Si esto es un escenario, sé dónde están las cámaras.
Madre le pregunta a Lizzy sobre el programa de mentoría que dirige para lobas más jóvenes.
Janet comparte una anécdota sobre enseñar a su hija a negociar que probablemente sea cierta y definitivamente un mensaje, y yo mantengo mi respiración uniforme y corto mi filete en trozos lo suficientemente pequeños para no tener que pensar en levantarlos.
No pienso en Allison.
No pienso en cómo Elijah regresó de los árboles anoche con sangre en su muñeca y una mirada como si finalmente hubiera encontrado algo con lo que no podía bromear.
No pienso en cómo Ezra desapareció después del discurso y regresó oliendo a antiséptico y té con miel.
Y no pienso en la línea bajo mi esternón que se tensó cuando el aroma que no se supone que deba admitir que reconocí se deslizó entre la multitud e hizo que la noche se sintiera diferente.
Pienso en logística porque es en lo que soy bueno.
Cuando terminamos, padre se levanta.
—Ethan te llevará por Ops —le dice a Lizzy—.
Nos uniremos a ustedes más tarde.
La guío por el pasillo de servicio para que no la asedien los pocos miembros de la manada que tomarían una foto sin pedir permiso.
Camina medio paso detrás de mí, un ángulo diseñado para mostrar respeto y sugerir intimidad.
Es buena en esto y supongo que ha tenido práctica.

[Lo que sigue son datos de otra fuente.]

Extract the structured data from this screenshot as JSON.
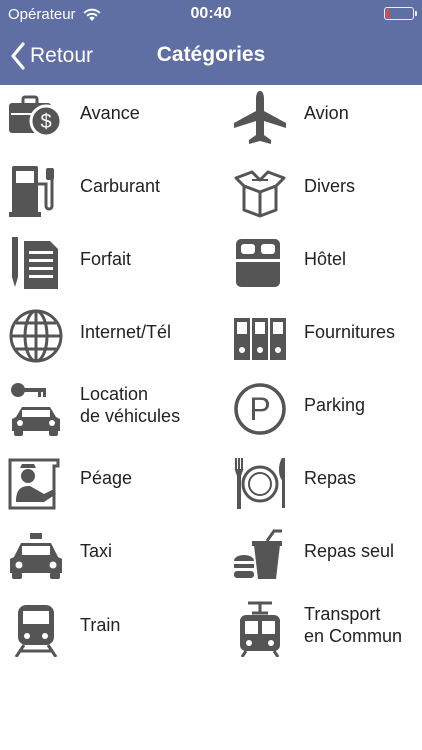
{
  "status": {
    "carrier": "Opérateur",
    "time": "00:40",
    "battery_level": 0.1
  },
  "nav": {
    "back_label": "Retour",
    "title": "Catégories"
  },
  "categories": [
    {
      "label": "Avance",
      "label2": "",
      "icon": "money-briefcase-icon"
    },
    {
      "label": "Avion",
      "label2": "",
      "icon": "airplane-icon"
    },
    {
      "label": "Carburant",
      "label2": "",
      "icon": "fuel-pump-icon"
    },
    {
      "label": "Divers",
      "label2": "",
      "icon": "open-box-icon"
    },
    {
      "label": "Forfait",
      "label2": "",
      "icon": "document-pencil-icon"
    },
    {
      "label": "Hôtel",
      "label2": "",
      "icon": "bed-icon"
    },
    {
      "label": "Internet/Tél",
      "label2": "",
      "icon": "globe-icon"
    },
    {
      "label": "Fournitures",
      "label2": "",
      "icon": "binders-icon"
    },
    {
      "label": "Location",
      "label2": "de véhicules",
      "icon": "car-key-icon"
    },
    {
      "label": "Parking",
      "label2": "",
      "icon": "parking-icon"
    },
    {
      "label": "Péage",
      "label2": "",
      "icon": "toll-booth-icon"
    },
    {
      "label": "Repas",
      "label2": "",
      "icon": "plate-cutlery-icon"
    },
    {
      "label": "Taxi",
      "label2": "",
      "icon": "taxi-icon"
    },
    {
      "label": "Repas seul",
      "label2": "",
      "icon": "fast-food-icon"
    },
    {
      "label": "Train",
      "label2": "",
      "icon": "train-icon"
    },
    {
      "label": "Transport",
      "label2": "en Commun",
      "icon": "tram-icon"
    }
  ]
}
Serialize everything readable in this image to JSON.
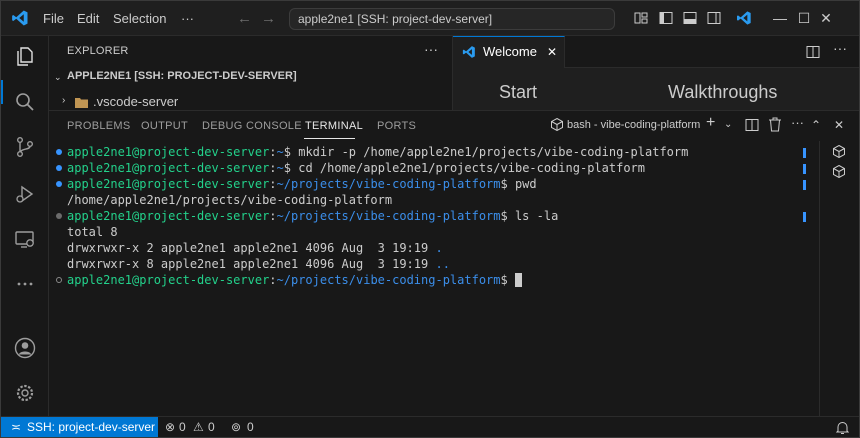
{
  "titlebar": {
    "menu": [
      "File",
      "Edit",
      "Selection",
      "···"
    ],
    "command_center": "apple2ne1 [SSH: project-dev-server]",
    "window_controls": {
      "minimize": "—",
      "maximize": "☐",
      "close": "✕"
    }
  },
  "sidebar": {
    "title": "EXPLORER",
    "more": "···",
    "section": "APPLE2NE1 [SSH: PROJECT-DEV-SERVER]",
    "items": [
      {
        "label": ".vscode-server"
      }
    ]
  },
  "editor": {
    "tab_label": "Welcome",
    "welcome_start": "Start",
    "welcome_walkthroughs": "Walkthroughs"
  },
  "panel": {
    "tabs": [
      "PROBLEMS",
      "OUTPUT",
      "DEBUG CONSOLE",
      "TERMINAL",
      "PORTS"
    ],
    "active_tab": "TERMINAL",
    "terminal_name": "bash - vibe-coding-platform"
  },
  "terminal": {
    "user_host": "apple2ne1@project-dev-server",
    "lines": [
      {
        "path": "~",
        "cmd": " mkdir -p /home/apple2ne1/projects/vibe-coding-platform"
      },
      {
        "path": "~",
        "cmd": " cd /home/apple2ne1/projects/vibe-coding-platform"
      },
      {
        "path": "~/projects/vibe-coding-platform",
        "cmd": " pwd"
      },
      {
        "output": "/home/apple2ne1/projects/vibe-coding-platform"
      },
      {
        "path": "~/projects/vibe-coding-platform",
        "cmd": " ls -la"
      },
      {
        "output": "total 8"
      },
      {
        "output": "drwxrwxr-x 2 apple2ne1 apple2ne1 4096 Aug  3 19:19 ",
        "dir": "."
      },
      {
        "output": "drwxrwxr-x 8 apple2ne1 apple2ne1 4096 Aug  3 19:19 ",
        "dir": ".."
      },
      {
        "path": "~/projects/vibe-coding-platform",
        "cmd": " "
      }
    ]
  },
  "statusbar": {
    "remote": "SSH: project-dev-server",
    "errors": "0",
    "warnings": "0",
    "ports": "0"
  },
  "colors": {
    "accent": "#0078d4",
    "prompt_user": "#23d18b",
    "prompt_path": "#3b8eea"
  }
}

—Felicitaciones de nuevo —dice mientras doblamos la esquina—.
La ceremonia fue hermosa.
Tu madre tiene instintos impecables.
—Así es —digo—.
Ella diseñó la secuencia con el Jefe de RP y verificó personalmente los ángulos de luz tres veces.
—Se preocupa —dice Lizzy—.
Me gustan las mujeres que manejan los detalles.
Llegamos al piso de operaciones.
El escritorio de seguridad la reconoce de visitas anteriores, así que asiento una vez y el guardia nos deja pasar.
Le muestro las bahías de drones, las pantallas que reúnen las cámaras fronterizas y el GPS de patrulla, el registro de accesos con credenciales.
Le explico cómo superponemos guardianes sobre la tecnología para que la transmisión no falle y cómo bajamos la malla interna durante los eventos para mantener la transmisión limpia.